Many can be unprepared, however, for the fact that their lives may come under just as much scrutiny as the records of the company that they have sued.
Discovery is the process by which each side in a lawsuit gathers evidence about the opposing party. It is highly procedural and follows a strict set of rules. During discovery, either side may ask for documents, depositions, answers to specific written questions, or other facts-gathering pertaining to the case. People not directly involved in the case may be compelled to answer questions via subpoenas.
It’s important to note that both sides can be questioned during the discovery process.
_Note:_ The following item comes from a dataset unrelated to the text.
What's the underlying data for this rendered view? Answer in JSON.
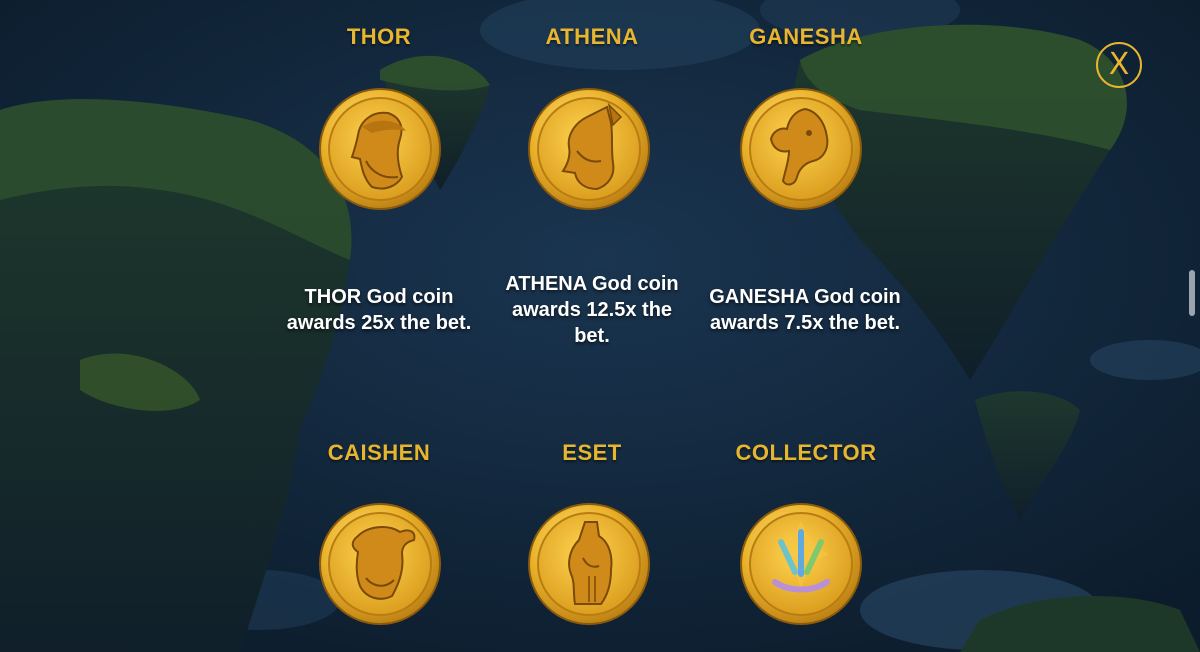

Companies, corporations, and individuals that are threatened with legal action will most likely do everything they can to defend themselves and generally entitled to get anything that may be “reasonably calculated to lead to admissible evidence.”
A Philadelphia man is finding this out after Comcast filed motions to obtain his medical and psychiatric records as a result of a lawsuit filed over a 2012 trip-and-fall.
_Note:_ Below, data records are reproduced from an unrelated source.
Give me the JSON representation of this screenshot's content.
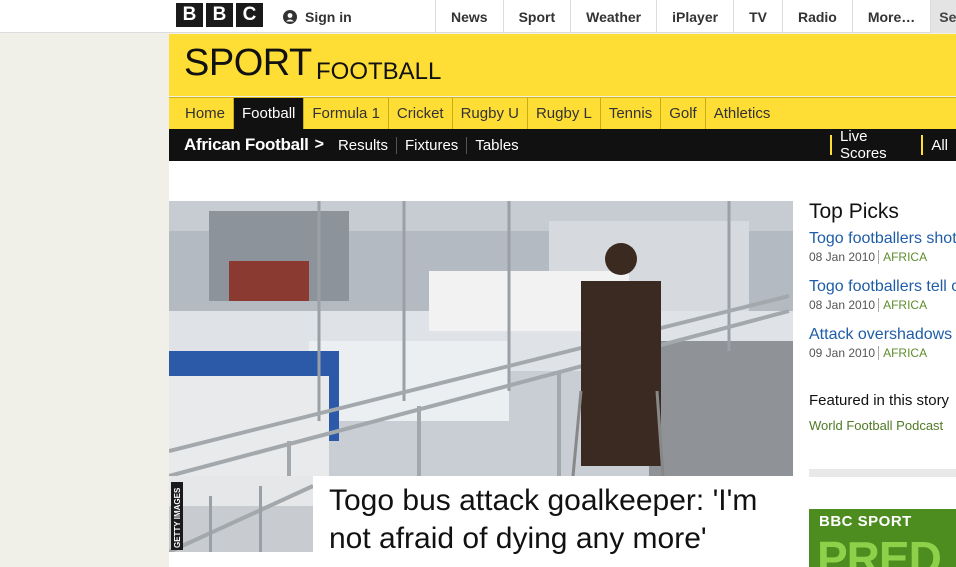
{
  "topbar": {
    "logo": [
      "B",
      "B",
      "C"
    ],
    "signin_label": "Sign in",
    "nav": [
      "News",
      "Sport",
      "Weather",
      "iPlayer",
      "TV",
      "Radio",
      "More…"
    ],
    "search_label": "Sea"
  },
  "header": {
    "title": "SPORT",
    "section": "FOOTBALL"
  },
  "mainnav": [
    "Home",
    "Football",
    "Formula 1",
    "Cricket",
    "Rugby U",
    "Rugby L",
    "Tennis",
    "Golf",
    "Athletics"
  ],
  "mainnav_active": "Football",
  "subnav": {
    "section": "African Football",
    "arrow": ">",
    "links": [
      "Results",
      "Fixtures",
      "Tables"
    ],
    "right": [
      "Live Scores",
      "All"
    ]
  },
  "story": {
    "headline": "Togo bus attack goalkeeper: 'I'm not afraid of dying any more'",
    "credit": "GETTY IMAGES"
  },
  "top_picks": {
    "title": "Top Picks",
    "items": [
      {
        "title": "Togo footballers shot",
        "date": "08 Jan 2010",
        "tag": "AFRICA"
      },
      {
        "title": "Togo footballers tell o",
        "date": "08 Jan 2010",
        "tag": "AFRICA"
      },
      {
        "title": "Attack overshadows",
        "date": "09 Jan 2010",
        "tag": "AFRICA"
      }
    ]
  },
  "featured": {
    "label": "Featured in this story",
    "link": "World Football Podcast"
  },
  "promo": {
    "label": "BBC SPORT",
    "big": "PRED"
  },
  "colors": {
    "sport_yellow": "#fedd35",
    "nav_black": "#111111",
    "link_blue": "#1f5da8",
    "tag_green": "#5d8d2d"
  }
}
Paul Bailey claims to have fallen in late November of 2012 as a result of a “broken, defective, or unlevel sidewalk” as well as an “open cable utility hole cover.” He claims permanent injuries as a result of his fall and states that those injuries will require continuous care. He asserts that Comcast, in addition to Subway, Verizon, and the City of Philadelphia were aware of the condition of the sidewalk and did nothing to fix it.
In response to his suit, telecommunications and cable giant Comcast filed 72 subpoenas to obtain Bailey’s health and psychiatric care records.
Bailey opposed, but Judge Lisa Rau found that the defense had the right to investigate these aspects of Bailey’s life and ordered the Plaintiff to comply. Bailey filed yet another motion in opposition to the judge’s ruling. A hearing was scheduled for early May but, according to the Court’s docket, the parties eventually reached an agreement on their own regarding the appropriate subpoenas.
Regardless of the outcome, it is important to understand that companies and corporations will go to great lengths to protect their interests when confronted with legal action. A strong plaintiffs’ law firm will fight to ensure that only those details of your life that absolutely must be handed over are released. However, the decision is ultimately that of the judge in the case and, if ordered to comply, those details will be investigated.
Make sure you raise any concerns you might have about the discovery process with your legal team. Ask about what will be investigated and what you’ll likely need to provide. Find out about the impact to your friends and family who may be called to testify. And, when your attorney asks you questions for their own preparation, be sure to answer as clearly and truthfully as you can. The outcome of your case may depend on it.